Leadership & Strategy: Lessons From Alexander The Great by Martino Leandro

Leadership & Strategy: Lessons From Alexander The Great by Martino Leandro

Author:Martino, Leandro [Martino, Leandro]
Language: eng
Format: mobi, epub
Publisher: BookSurge Publishing
Published: 2008-02-13T16:00:00+00:00


Empowering the Team

After selecting the appropriate people for each job, Alexander did what every good leader needs to do. He empowered his people so they could develop their full potential and transform goals into reality. Had Alexander been a micromanager, he could not have continued to advance toward the limits of the unknown, for he would have been too busy dealing with the affairs of the nations he had already conquered. He needed to delegate in order to let his empire grow, even if the risk seemed big.

Only God can be everywhere, and even though some people compared Alexander with a deity, he needed to delegate power to loyal first-class soldiers to manage the various affairs of his vast and ever-growing empire.

“Don’t tell people how to do things,” said George S. Patton, “tell them what to do and let them surprise you with their results.”5 Alexander empowered his people to govern annexed territories as well as to lead units of the Macedonian army. Generally, he would tell his commanders what they needed to achieve rather than how to do it, and he would only get involved if the situation turned worrisome. Though he knew his commanders could eventually make mistakes, the king encouraged judicious risk-taking.

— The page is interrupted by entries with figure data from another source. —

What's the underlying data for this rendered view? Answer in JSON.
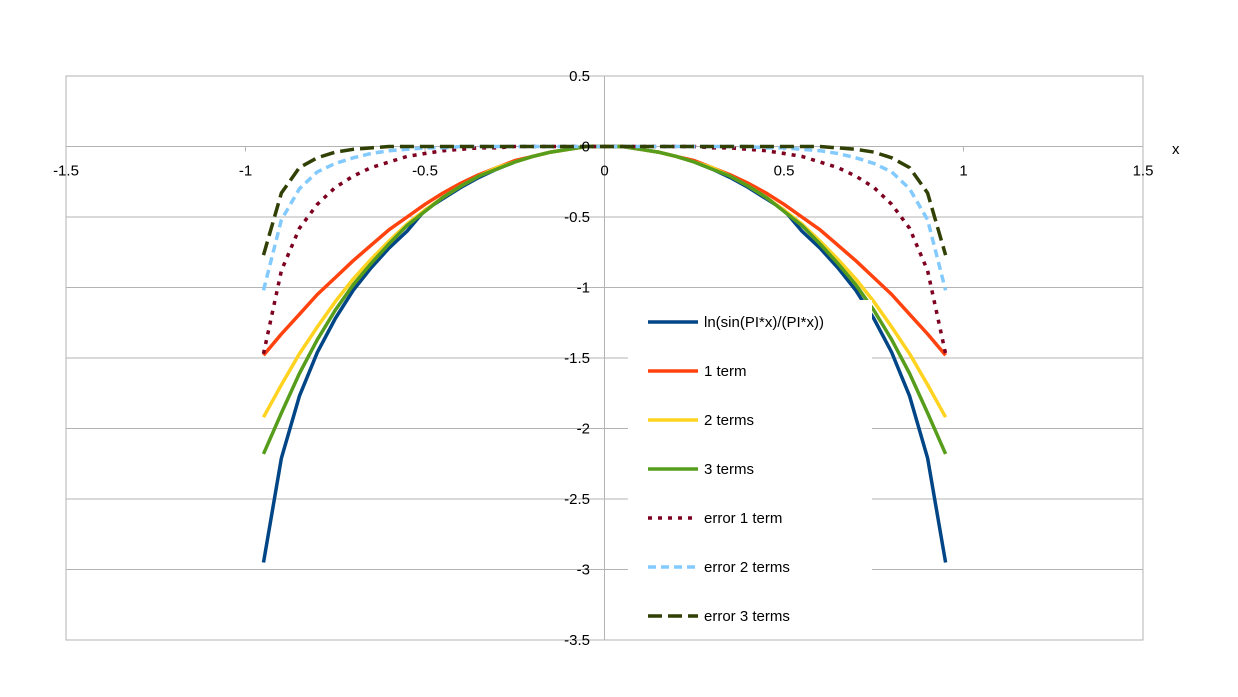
{
  "chart_data": {
    "type": "line",
    "title": "",
    "xlabel": "x",
    "ylabel": "",
    "xlim": [
      -1.5,
      1.5
    ],
    "ylim": [
      -3.5,
      0.5
    ],
    "x_ticks": [
      "-1.5",
      "-1",
      "-0.5",
      "0",
      "0.5",
      "1",
      "1.5"
    ],
    "y_ticks": [
      "0.5",
      "0",
      "-0.5",
      "-1",
      "-1.5",
      "-2",
      "-2.5",
      "-3",
      "-3.5"
    ],
    "grid": true,
    "legend_position": "center-right",
    "x": [
      -0.95,
      -0.9,
      -0.85,
      -0.8,
      -0.75,
      -0.7,
      -0.65,
      -0.6,
      -0.55,
      -0.5,
      -0.45,
      -0.4,
      -0.35,
      -0.3,
      -0.25,
      -0.2,
      -0.15,
      -0.1,
      -0.05,
      0,
      0.05,
      0.1,
      0.15,
      0.2,
      0.25,
      0.3,
      0.35,
      0.4,
      0.45,
      0.5,
      0.55,
      0.6,
      0.65,
      0.7,
      0.75,
      0.8,
      0.85,
      0.9,
      0.95
    ],
    "series": [
      {
        "name": "ln(sin(PI*x)/(PI*x))",
        "color": "#004586",
        "dash": "solid",
        "values": [
          -2.95,
          -2.21,
          -1.77,
          -1.46,
          -1.22,
          -1.02,
          -0.86,
          -0.72,
          -0.6,
          -0.45,
          -0.37,
          -0.29,
          -0.22,
          -0.16,
          -0.11,
          -0.07,
          -0.04,
          -0.02,
          0,
          0,
          0,
          -0.02,
          -0.04,
          -0.07,
          -0.11,
          -0.16,
          -0.22,
          -0.29,
          -0.37,
          -0.45,
          -0.6,
          -0.72,
          -0.86,
          -1.02,
          -1.22,
          -1.46,
          -1.77,
          -2.21,
          -2.95
        ]
      },
      {
        "name": "1 term",
        "color": "#ff420e",
        "dash": "solid",
        "values": [
          -1.48,
          -1.33,
          -1.19,
          -1.05,
          -0.93,
          -0.81,
          -0.7,
          -0.59,
          -0.5,
          -0.41,
          -0.33,
          -0.26,
          -0.2,
          -0.15,
          -0.1,
          -0.07,
          -0.04,
          -0.02,
          0,
          0,
          0,
          -0.02,
          -0.04,
          -0.07,
          -0.1,
          -0.15,
          -0.2,
          -0.26,
          -0.33,
          -0.41,
          -0.5,
          -0.59,
          -0.7,
          -0.81,
          -0.93,
          -1.05,
          -1.19,
          -1.33,
          -1.48
        ]
      },
      {
        "name": "2 terms",
        "color": "#ffd320",
        "dash": "solid",
        "values": [
          -1.92,
          -1.69,
          -1.47,
          -1.28,
          -1.1,
          -0.94,
          -0.8,
          -0.67,
          -0.55,
          -0.45,
          -0.36,
          -0.28,
          -0.21,
          -0.15,
          -0.11,
          -0.07,
          -0.04,
          -0.02,
          0,
          0,
          0,
          -0.02,
          -0.04,
          -0.07,
          -0.11,
          -0.15,
          -0.21,
          -0.28,
          -0.36,
          -0.45,
          -0.55,
          -0.67,
          -0.8,
          -0.94,
          -1.1,
          -1.28,
          -1.47,
          -1.69,
          -1.92
        ]
      },
      {
        "name": "3 terms",
        "color": "#579d1c",
        "dash": "solid",
        "values": [
          -2.18,
          -1.89,
          -1.61,
          -1.37,
          -1.16,
          -0.98,
          -0.83,
          -0.69,
          -0.56,
          -0.46,
          -0.36,
          -0.28,
          -0.21,
          -0.16,
          -0.11,
          -0.07,
          -0.04,
          -0.02,
          0,
          0,
          0,
          -0.02,
          -0.04,
          -0.07,
          -0.11,
          -0.16,
          -0.21,
          -0.28,
          -0.36,
          -0.46,
          -0.56,
          -0.69,
          -0.83,
          -0.98,
          -1.16,
          -1.37,
          -1.61,
          -1.89,
          -2.18
        ]
      },
      {
        "name": "error 1 term",
        "color": "#7e0021",
        "dash": "dot",
        "values": [
          -1.47,
          -0.88,
          -0.58,
          -0.41,
          -0.29,
          -0.21,
          -0.15,
          -0.11,
          -0.07,
          -0.05,
          -0.03,
          -0.02,
          -0.01,
          -0.01,
          0,
          0,
          0,
          0,
          0,
          0,
          0,
          0,
          0,
          0,
          0,
          -0.01,
          -0.01,
          -0.02,
          -0.03,
          -0.05,
          -0.07,
          -0.11,
          -0.15,
          -0.21,
          -0.29,
          -0.41,
          -0.58,
          -0.88,
          -1.47
        ]
      },
      {
        "name": "error 2 terms",
        "color": "#83caff",
        "dash": "dash",
        "values": [
          -1.02,
          -0.52,
          -0.3,
          -0.18,
          -0.12,
          -0.08,
          -0.05,
          -0.03,
          -0.02,
          -0.01,
          -0.01,
          0,
          0,
          0,
          0,
          0,
          0,
          0,
          0,
          0,
          0,
          0,
          0,
          0,
          0,
          0,
          0,
          0,
          -0.01,
          -0.01,
          -0.02,
          -0.03,
          -0.05,
          -0.08,
          -0.12,
          -0.18,
          -0.3,
          -0.52,
          -1.02
        ]
      },
      {
        "name": "error 3 terms",
        "color": "#314004",
        "dash": "longdash",
        "values": [
          -0.77,
          -0.33,
          -0.15,
          -0.08,
          -0.04,
          -0.02,
          -0.01,
          0,
          0,
          0,
          0,
          0,
          0,
          0,
          0,
          0,
          0,
          0,
          0,
          0,
          0,
          0,
          0,
          0,
          0,
          0,
          0,
          0,
          0,
          0,
          0,
          0,
          -0.01,
          -0.02,
          -0.04,
          -0.08,
          -0.15,
          -0.33,
          -0.77
        ]
      }
    ]
  }
}
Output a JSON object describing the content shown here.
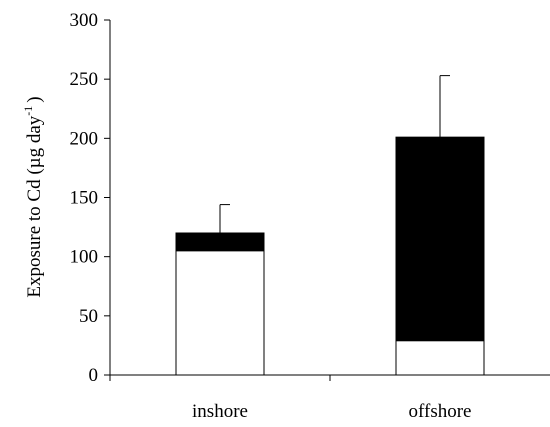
{
  "chart_data": {
    "type": "bar",
    "stacked": true,
    "categories": [
      "inshore",
      "offshore"
    ],
    "series": [
      {
        "values": [
          105,
          29
        ],
        "color": "#ffffff"
      },
      {
        "values": [
          15,
          172
        ],
        "color": "#000000"
      }
    ],
    "totals": [
      120,
      201
    ],
    "error_upper": [
      144,
      253
    ],
    "ylabel_main": "Exposure to Cd (µg day",
    "ylabel_sup": "-1",
    "ylabel_end": ")",
    "ylim": [
      0,
      300
    ],
    "yticks": [
      "0",
      "50",
      "100",
      "150",
      "200",
      "250",
      "300"
    ],
    "grid": false,
    "legend": "none"
  }
}
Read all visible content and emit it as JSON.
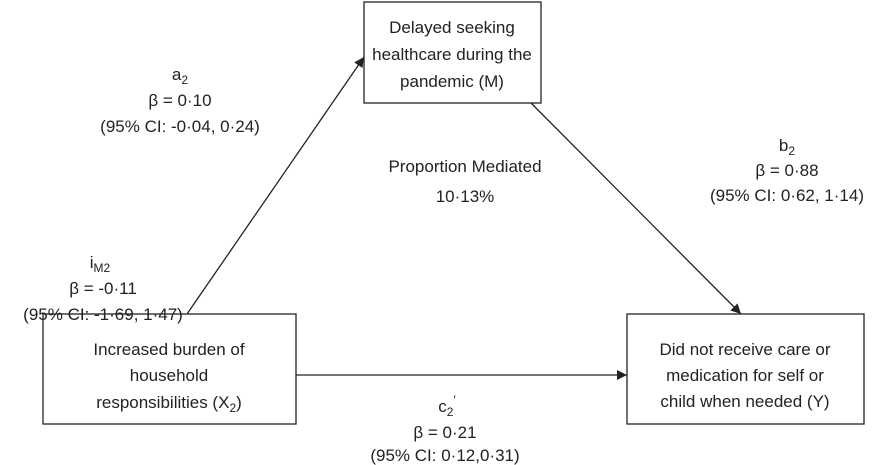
{
  "nodes": [
    {
      "id": "M",
      "lines": [
        "Delayed seeking",
        "healthcare during the",
        "pandemic (M)"
      ]
    },
    {
      "id": "X",
      "lines": [
        "Increased burden of",
        "household"
      ],
      "last": {
        "text": "responsibilities (X",
        "sub": "2",
        "tail": ")"
      }
    },
    {
      "id": "Y",
      "lines": [
        "Did not receive care or",
        "medication for self or",
        "child when needed (Y)"
      ]
    }
  ],
  "edges": [
    {
      "from": "X",
      "to": "M",
      "symbol": "a",
      "sub": "2",
      "beta": "β = 0·10",
      "ci": "(95% CI: -0·04, 0·24)"
    },
    {
      "from": "M",
      "to": "Y",
      "symbol": "b",
      "sub": "2",
      "beta": "β = 0·88",
      "ci": "(95% CI: 0·62, 1·14)"
    },
    {
      "from": "X",
      "to": "Y",
      "symbol": "c",
      "sub": "2",
      "sup": "′",
      "beta": "β = 0·21",
      "ci": "(95% CI: 0·12,0·31)"
    }
  ],
  "indirect": {
    "symbol": "i",
    "sub": "M2",
    "beta": "β = -0·11",
    "ci": "(95% CI: -1·69, 1·47)"
  },
  "proportion": {
    "label": "Proportion Mediated",
    "value": "10·13%"
  }
}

Frequently, Alexander assigned important parts of his army to different outstanding leaders who served as his generals and sent them to separate routes or to distant nations with specific objectives. Those operations included, but were not limited to, pacifying revolts, negotiating with locals, annexing new territories, inspecting terrains, performing strategic maneuvers, diverting enemies’ attention, and providing support and preemptive defense to the advances of the main force. Among some others, Nearchus, Ptolemy, the son of Lagus, Craterus, and Hephaestion headed these kinds of missions. While these commanders’ expeditions were not unbeatable like Alexander’s were, they were, for the most part, very successful and vital for the Macedonian king’s plans.